An exhibition focusing on the Monument to Balzac by Rodin
A simple plasterboard robe folded on itself. Domestic, almost poor. Forms a little clumsy, yet powerful, evocative, abstract, avant-garde. The Rodin Museum celebrates a little-known artwork of its collections: the Study of the Robe for Balzac by Auguste Rodin. A unique work, born in support of another: the Monument to Balzac, a bronze sculpture representing the writer Honoré de Balzac, commissioned to Rodin from the Société des Gens de Lettres, whose model was made between 1891 and 1897 but which was rejected by the client. After years of controversy, the monument was officially inaugurated in 1939 on Boulevard Raspail in Paris, fifty years after the initial commission and twenty years after Rodin’s death. But why?
The idea of a monument to Balzac was conceived on the proposal of Alexandre Dumas, immediately after the death of the writer in 1850, but the project was abandoned. Only in 1885 did Émile Zola, president of the Société des Gens de Lettres, relaunch the initiative and entrust its realization to the sculptor Henri Chapu, who died leaving his monumental statue three meters high unfinished. Zola then commissioned Rodin.

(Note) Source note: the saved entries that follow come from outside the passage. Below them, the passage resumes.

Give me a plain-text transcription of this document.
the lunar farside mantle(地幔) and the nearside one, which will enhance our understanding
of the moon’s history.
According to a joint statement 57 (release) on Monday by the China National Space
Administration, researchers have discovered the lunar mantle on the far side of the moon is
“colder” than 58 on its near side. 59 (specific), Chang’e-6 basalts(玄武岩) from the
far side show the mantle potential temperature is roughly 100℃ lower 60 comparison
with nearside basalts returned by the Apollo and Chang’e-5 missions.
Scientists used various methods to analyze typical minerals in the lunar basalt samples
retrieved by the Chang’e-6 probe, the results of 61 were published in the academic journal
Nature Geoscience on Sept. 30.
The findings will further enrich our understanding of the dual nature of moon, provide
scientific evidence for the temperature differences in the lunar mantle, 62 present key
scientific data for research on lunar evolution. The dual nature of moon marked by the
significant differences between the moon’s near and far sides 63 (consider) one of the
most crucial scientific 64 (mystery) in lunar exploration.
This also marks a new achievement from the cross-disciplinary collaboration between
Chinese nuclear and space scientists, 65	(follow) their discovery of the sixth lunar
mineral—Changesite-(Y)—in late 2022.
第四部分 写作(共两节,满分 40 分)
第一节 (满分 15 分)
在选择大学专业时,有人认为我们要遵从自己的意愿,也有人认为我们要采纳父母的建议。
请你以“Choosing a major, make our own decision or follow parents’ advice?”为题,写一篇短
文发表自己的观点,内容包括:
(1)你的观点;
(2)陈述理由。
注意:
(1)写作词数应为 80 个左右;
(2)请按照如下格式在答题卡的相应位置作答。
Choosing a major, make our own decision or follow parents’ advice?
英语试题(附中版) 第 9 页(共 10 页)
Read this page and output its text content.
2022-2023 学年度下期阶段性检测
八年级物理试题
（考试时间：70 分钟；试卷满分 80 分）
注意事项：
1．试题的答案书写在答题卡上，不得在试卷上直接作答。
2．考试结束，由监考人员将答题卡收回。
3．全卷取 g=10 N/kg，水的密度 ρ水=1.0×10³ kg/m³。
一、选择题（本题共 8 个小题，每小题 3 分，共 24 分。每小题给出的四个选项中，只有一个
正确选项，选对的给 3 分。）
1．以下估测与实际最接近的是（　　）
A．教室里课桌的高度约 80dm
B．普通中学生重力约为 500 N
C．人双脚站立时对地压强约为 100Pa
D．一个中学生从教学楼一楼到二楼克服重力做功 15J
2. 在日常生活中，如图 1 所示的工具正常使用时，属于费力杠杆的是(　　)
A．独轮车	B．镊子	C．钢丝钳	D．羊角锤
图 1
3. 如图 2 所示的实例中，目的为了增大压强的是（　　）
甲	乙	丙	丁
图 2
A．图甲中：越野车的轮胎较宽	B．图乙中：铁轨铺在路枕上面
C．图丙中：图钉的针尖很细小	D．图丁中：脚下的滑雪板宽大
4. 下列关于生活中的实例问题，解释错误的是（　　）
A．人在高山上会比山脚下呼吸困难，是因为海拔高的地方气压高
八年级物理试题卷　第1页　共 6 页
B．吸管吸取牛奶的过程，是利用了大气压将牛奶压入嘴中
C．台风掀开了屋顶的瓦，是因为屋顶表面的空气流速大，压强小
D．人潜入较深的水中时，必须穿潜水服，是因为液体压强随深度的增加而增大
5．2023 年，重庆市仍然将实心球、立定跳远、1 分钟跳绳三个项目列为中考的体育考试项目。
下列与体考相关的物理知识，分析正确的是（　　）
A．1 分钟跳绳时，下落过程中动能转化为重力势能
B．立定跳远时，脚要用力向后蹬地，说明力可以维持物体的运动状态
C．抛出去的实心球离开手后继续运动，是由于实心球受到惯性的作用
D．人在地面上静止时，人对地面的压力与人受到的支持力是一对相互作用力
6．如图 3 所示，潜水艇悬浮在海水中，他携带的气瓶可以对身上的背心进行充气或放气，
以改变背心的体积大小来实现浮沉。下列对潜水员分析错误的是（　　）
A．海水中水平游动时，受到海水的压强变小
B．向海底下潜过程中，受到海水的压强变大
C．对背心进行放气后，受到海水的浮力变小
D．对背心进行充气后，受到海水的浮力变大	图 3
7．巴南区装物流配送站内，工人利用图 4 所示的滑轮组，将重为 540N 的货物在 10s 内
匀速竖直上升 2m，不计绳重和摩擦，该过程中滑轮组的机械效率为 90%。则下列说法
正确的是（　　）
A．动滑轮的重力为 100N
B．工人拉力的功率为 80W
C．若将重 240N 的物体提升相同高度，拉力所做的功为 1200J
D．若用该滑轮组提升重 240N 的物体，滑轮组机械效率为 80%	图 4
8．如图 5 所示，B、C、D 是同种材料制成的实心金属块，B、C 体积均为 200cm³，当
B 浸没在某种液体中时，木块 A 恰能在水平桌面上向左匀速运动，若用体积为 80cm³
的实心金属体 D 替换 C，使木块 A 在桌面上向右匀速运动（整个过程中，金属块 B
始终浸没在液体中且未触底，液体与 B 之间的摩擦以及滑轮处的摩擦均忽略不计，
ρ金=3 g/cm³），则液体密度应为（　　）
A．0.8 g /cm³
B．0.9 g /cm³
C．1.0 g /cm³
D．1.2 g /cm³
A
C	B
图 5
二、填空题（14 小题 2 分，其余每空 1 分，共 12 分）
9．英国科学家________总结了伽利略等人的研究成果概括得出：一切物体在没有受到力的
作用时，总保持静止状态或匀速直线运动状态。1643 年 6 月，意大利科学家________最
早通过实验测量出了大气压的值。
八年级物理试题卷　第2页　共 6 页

Rodin finds inspiration in a caricature of Charivari who represents him in white robe as a Dominican
This project obsessed the sculptor for years. Rodin devoted himself to studies and iconographic researches on Balzac: from the search in his native Touraine to the daguerreotype of the writer shot by Bisson in 1842. But it is in the caricatures that the artist found inspiration, and in particular in that of the Charivari, who represents Balzac in his usual work clothes: a white robe as a Dominican. The reaction of his contemporaries, for whom a great man could not be represented small and corpulent, led him to hide that body under the folds of a wide drape. The cast of a real plaster robe emerged as well as the solution to the search for a plastic formula capable of returning the idea of Balzac, without representing exactly his body.
The exhibition, curated by Marine Kisiel and Isabelle Collet, analyses how the perception of bodies influences the construction of their image. Taking as a starting point the process of creation of the Monument to Balzac, the exhibition Corps In.visibles invites a broader reflection on the evolution of the representation of the body in public space. For this reason, the exhibition concludes with a comparison between the statue of Balzac and a work by the contemporary sculptor Thomas J. Price depicting an anonymous black woman in a sports suit. On the one hand, an idealized but hardly understandable Balzac for his clients at the end of the 19th century; on the other, a monumental celebration of an anonymous, symbol of a new diversity in public statuary of the 21st century.